Lo strabismo dell’eurocentrismo del politicamente corretto: dimentica sempre l’oriente e l’Asia tutta, di Giovanni Amico
Riprendiamo sul nostro sito una nota di Giovanni Amico. Restiamo a disposizione per l’immediata rimozione se la sua presenza non fosse gradita a qualcuno degli aventi diritto. I neretti sono nostri ed hanno l’unico scopo di facilitare la lettura on-line. Per ulteriori testi, cfr. la sezione Carità e giustizia.
Il Centro culturale Gli scritti (11/12/2022)
Chiunque si aggiri in un’università si accorge dell’enorme presenza di studenti dell’Asia: arabi, indiani, cinesi e così via.
È impressionante tutto ciò anche nelle università pontificie: non solo studenti europei e africani, ma soprattutto coreani, vietnamiti, indiani, cinesi.
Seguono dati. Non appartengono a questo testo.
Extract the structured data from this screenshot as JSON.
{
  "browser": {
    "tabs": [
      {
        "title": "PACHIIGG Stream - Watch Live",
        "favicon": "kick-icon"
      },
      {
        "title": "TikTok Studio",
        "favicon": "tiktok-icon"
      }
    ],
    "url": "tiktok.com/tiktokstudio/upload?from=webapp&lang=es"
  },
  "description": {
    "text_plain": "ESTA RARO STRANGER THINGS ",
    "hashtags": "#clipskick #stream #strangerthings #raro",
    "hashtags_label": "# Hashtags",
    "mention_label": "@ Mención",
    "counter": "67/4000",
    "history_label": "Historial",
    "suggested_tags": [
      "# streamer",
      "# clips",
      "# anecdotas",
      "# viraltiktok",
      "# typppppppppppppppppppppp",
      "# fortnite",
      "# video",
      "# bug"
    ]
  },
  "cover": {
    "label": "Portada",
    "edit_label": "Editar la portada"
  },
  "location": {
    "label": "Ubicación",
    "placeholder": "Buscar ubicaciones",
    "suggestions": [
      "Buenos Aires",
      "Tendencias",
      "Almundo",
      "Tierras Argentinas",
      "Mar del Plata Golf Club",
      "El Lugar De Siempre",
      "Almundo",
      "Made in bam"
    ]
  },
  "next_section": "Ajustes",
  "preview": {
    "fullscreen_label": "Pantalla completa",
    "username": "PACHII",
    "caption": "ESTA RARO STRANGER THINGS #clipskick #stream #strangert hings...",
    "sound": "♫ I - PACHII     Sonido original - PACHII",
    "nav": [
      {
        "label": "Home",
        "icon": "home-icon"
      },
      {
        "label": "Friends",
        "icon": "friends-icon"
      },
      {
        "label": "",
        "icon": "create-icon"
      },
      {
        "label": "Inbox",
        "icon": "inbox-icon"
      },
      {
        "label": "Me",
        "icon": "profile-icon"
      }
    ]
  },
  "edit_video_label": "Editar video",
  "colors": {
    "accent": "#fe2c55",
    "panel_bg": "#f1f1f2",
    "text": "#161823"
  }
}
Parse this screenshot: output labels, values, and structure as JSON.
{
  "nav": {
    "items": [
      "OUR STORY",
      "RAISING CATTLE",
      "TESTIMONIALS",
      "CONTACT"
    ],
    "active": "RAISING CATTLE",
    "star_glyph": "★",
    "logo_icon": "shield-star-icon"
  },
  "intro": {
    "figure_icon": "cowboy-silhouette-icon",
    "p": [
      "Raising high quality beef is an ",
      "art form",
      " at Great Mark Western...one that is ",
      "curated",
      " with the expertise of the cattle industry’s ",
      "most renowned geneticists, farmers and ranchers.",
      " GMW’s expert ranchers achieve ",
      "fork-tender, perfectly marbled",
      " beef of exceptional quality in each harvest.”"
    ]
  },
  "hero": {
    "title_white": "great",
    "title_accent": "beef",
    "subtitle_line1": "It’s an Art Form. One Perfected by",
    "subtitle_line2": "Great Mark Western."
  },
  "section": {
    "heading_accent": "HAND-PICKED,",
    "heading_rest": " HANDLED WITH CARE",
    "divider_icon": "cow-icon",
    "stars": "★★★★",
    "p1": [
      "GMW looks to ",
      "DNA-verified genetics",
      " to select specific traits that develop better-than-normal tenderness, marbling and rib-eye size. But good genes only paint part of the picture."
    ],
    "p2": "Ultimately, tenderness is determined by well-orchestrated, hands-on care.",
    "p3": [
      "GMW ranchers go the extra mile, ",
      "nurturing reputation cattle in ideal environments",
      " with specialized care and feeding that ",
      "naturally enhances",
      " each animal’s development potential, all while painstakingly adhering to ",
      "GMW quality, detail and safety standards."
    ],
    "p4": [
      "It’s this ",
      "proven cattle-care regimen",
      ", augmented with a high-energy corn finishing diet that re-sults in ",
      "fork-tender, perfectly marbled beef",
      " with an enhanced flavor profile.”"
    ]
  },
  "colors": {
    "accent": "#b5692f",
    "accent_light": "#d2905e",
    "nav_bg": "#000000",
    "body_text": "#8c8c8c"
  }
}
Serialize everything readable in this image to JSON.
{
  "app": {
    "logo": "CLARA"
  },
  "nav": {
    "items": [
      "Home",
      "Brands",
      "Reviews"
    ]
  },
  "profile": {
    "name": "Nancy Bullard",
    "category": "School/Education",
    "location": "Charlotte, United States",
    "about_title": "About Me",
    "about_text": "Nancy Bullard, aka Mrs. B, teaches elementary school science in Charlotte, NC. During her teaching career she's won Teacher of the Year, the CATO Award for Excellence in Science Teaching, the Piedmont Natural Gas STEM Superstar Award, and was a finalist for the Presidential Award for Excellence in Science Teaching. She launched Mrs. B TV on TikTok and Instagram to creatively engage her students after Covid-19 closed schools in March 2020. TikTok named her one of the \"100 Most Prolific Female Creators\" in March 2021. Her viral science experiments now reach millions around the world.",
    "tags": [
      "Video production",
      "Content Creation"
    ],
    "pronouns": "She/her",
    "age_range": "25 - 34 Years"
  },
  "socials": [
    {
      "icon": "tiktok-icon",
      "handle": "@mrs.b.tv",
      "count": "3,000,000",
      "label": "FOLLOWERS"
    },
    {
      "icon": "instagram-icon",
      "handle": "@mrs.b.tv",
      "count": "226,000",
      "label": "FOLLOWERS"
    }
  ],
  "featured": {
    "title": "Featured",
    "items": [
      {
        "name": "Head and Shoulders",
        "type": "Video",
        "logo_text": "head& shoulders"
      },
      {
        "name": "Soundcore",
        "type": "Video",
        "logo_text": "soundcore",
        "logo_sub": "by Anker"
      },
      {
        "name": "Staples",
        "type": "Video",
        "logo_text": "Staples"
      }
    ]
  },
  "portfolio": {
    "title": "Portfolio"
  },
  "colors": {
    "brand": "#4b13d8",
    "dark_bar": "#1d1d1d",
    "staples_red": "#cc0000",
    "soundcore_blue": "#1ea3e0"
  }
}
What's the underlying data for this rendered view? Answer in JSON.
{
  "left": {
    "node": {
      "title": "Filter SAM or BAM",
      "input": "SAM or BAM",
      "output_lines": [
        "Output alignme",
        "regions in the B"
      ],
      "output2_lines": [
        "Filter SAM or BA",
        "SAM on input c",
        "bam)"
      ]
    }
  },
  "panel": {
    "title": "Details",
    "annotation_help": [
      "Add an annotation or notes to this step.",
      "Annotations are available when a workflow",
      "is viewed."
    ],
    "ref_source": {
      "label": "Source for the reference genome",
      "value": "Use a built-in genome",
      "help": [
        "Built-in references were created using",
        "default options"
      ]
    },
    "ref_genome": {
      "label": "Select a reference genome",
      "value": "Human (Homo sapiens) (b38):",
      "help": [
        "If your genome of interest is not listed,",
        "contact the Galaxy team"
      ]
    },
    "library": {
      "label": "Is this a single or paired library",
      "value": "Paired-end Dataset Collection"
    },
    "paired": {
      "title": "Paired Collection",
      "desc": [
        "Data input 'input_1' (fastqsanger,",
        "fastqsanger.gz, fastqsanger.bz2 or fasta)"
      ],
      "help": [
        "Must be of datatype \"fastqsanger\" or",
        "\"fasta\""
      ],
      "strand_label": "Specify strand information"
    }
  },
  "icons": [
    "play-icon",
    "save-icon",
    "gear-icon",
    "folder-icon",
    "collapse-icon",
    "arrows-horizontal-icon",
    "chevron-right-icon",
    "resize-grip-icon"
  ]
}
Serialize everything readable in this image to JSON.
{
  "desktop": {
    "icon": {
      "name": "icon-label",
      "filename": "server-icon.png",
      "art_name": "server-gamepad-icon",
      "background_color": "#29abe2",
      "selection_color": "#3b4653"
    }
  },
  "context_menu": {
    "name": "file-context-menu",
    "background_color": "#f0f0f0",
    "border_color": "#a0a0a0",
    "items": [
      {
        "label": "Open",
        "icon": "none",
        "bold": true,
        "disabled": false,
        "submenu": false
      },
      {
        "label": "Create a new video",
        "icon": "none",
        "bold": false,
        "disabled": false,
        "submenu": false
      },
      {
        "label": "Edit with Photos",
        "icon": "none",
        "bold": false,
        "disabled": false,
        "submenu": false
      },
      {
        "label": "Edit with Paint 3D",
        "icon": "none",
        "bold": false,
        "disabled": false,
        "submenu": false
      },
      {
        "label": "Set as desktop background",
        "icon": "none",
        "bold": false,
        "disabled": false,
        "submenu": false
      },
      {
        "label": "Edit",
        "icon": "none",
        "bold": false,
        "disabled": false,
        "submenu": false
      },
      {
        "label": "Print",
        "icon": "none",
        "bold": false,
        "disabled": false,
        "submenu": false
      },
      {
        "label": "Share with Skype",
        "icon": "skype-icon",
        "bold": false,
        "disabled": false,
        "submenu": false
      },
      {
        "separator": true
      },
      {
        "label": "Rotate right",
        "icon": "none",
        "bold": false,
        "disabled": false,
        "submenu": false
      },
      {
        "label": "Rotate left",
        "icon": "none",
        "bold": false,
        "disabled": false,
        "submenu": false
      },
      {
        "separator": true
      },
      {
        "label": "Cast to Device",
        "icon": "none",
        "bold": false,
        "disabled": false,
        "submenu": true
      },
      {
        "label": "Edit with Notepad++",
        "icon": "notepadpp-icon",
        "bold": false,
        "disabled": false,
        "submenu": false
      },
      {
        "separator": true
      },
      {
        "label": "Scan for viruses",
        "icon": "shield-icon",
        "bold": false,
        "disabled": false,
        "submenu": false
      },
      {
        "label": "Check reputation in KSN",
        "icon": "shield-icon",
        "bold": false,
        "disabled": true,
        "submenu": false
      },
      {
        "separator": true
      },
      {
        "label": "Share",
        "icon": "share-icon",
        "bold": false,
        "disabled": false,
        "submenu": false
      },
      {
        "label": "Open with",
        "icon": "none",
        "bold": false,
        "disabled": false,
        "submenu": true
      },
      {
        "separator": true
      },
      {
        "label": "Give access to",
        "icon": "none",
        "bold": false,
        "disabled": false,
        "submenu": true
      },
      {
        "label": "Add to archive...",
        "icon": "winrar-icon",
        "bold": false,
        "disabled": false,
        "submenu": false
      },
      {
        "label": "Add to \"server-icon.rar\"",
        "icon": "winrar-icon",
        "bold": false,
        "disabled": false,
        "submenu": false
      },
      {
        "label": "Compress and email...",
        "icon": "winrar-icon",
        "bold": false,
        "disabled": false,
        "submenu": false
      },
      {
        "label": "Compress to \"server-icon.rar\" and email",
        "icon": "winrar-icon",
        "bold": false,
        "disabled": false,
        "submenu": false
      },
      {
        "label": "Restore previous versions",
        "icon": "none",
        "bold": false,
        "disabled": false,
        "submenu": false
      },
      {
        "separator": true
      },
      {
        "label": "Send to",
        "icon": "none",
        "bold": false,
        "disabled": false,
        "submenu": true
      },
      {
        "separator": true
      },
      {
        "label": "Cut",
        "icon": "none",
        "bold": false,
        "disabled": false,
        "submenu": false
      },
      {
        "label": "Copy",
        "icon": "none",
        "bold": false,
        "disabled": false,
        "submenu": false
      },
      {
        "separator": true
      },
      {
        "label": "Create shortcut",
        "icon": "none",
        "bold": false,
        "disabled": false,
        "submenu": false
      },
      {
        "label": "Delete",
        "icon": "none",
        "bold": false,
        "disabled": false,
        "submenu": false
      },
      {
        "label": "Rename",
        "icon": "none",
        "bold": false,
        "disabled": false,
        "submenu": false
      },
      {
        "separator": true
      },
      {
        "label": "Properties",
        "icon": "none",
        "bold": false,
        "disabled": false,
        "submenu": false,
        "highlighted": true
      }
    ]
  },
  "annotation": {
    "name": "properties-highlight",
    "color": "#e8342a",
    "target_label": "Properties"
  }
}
Invece lo sguardo del politicamente corretto non si posa mai oltre gli Urali, non guarda mai all’India, alla Cina, alle Filippine, ai paesi arabi, all’Indonesia.
Se si parla di inquinamento e dell’Agenda 2030 si parla dell’Europa, mai della Cina o dell’India. Se si parla di sfruttamento dell’Africa si parla di Europa, senza mai riferirsi al colosso comunista cinese che ha ovunque nel continente nero i suoi addetti civili e militari.
Se si parla di libertà e di diritti non si tocca mai la questione della libertà religiosa nel mondo arabo o indiano o cinese o nord-coreano: quei paesi sono apparentemente lontani e per il politicamente corretto si può tranquillamente ignorare che lì sia vietato parlare di gender o non si possa cambiare fede e che non ci si possa dichiarare pubblicamente atei nei paesi a maggioranza religiosa o fedeli alla chiesa nei paesi a governo ateo.
Tristissimi simboli di morte vengono sempre reinterpretati in chiave eurocentrica. Ad esempio quasi a nessun europeo viene fatta conoscere la vera storia di Aylan Kurdi, il povero bambino curdo morto nelle acque turche: Aylan dovette fuggire con la sua famiglia da Kobane assediata dalle milizie islamiste per morire poi a 3 o 4 chilometri dalla Turchia. Tutti ignorano che furono gli islamisti arabi, che intendevano togliere il potere ad Assad e al contempo combattevano e combattono tuttora contro i kurdi, ad assediarli prima a Kobane e a costringerli poi alla fuga. Nessuno ricorda che furono i turchi a impedire alla famiglia di fuggire via terra dinanzi agli islamisti. Fu il padre stesso a denunciare questo in televisione.
I media del mondo arabo, invece, sanno bene che la colpa della morte di quel bambino ricade su quegli islamisti anti-Assad e poi sulla Turchia, proprio perché non dimenticano la situazione politica e religiosa dell’Asia (cfr. su questo Un video per comprendere la vera storia della morte di Aylan Kurdi e dei profughi di Kobane).
Gli occhi sono tutti puntati – e giustamente - sulla Russia fino agli Urali, ma pochi stanno immaginando un futuro che tenga conto della Cina che le è alle spalle.
Lo stesso strabismo è evidente dinanzi alle ricostruzioni del passato che sono decisive per il presente, perché non fare i conti con il passato significa riprodurre quegli errori nel tempo che verrà. Il tema della violenza islamica nella storia è un tabù. Esimi professori affrontano il tema dello schiavismo occidentale senza nemmeno fare riferimento allo schiavismo prima arabo e poi turco nei secoli, impedendo in questa maniera una corretta comprensione sia storica, sia anche morale e religiosa, della questione.
Tutti dimenticano che fu l’invasione araba proveniente dall’Asia a impedire per quasi un millennio ogni contatto fra Europa e continente africano, contatto che era invece la norma al tempo dell’impero romano e poi con la diffusione del cristianesimo: la conquista del nord Africa impedì per secoli ogni relazione dell’Europa con le popolazioni al di là del deserto del Sahara che ebbero rapporti diretti solo con le popolazioni islamiche della costa appena conquistata.
Nessuno ricorda, se non in maniera leggendaria citando Matteo Ricci, cosa abbia voluto dire e cosa voglia tuttora dire la chiusura del mondo estremo-orientale – con le dovute eccezioni – alla libertà di diffondere il Vangelo e, quindi, alla libertà tout court, con le derive comuniste tuttora vigenti in Cina, in Myanmar, in Corea.
L’Asia, l’Asia, l’Asia, questa sconosciuta che ci impedisce di capire anche l’Europa, perché non considerandola, il nostro sguardo diviene strabico sul passato, nel presente e, ancor più, in vista del futuro!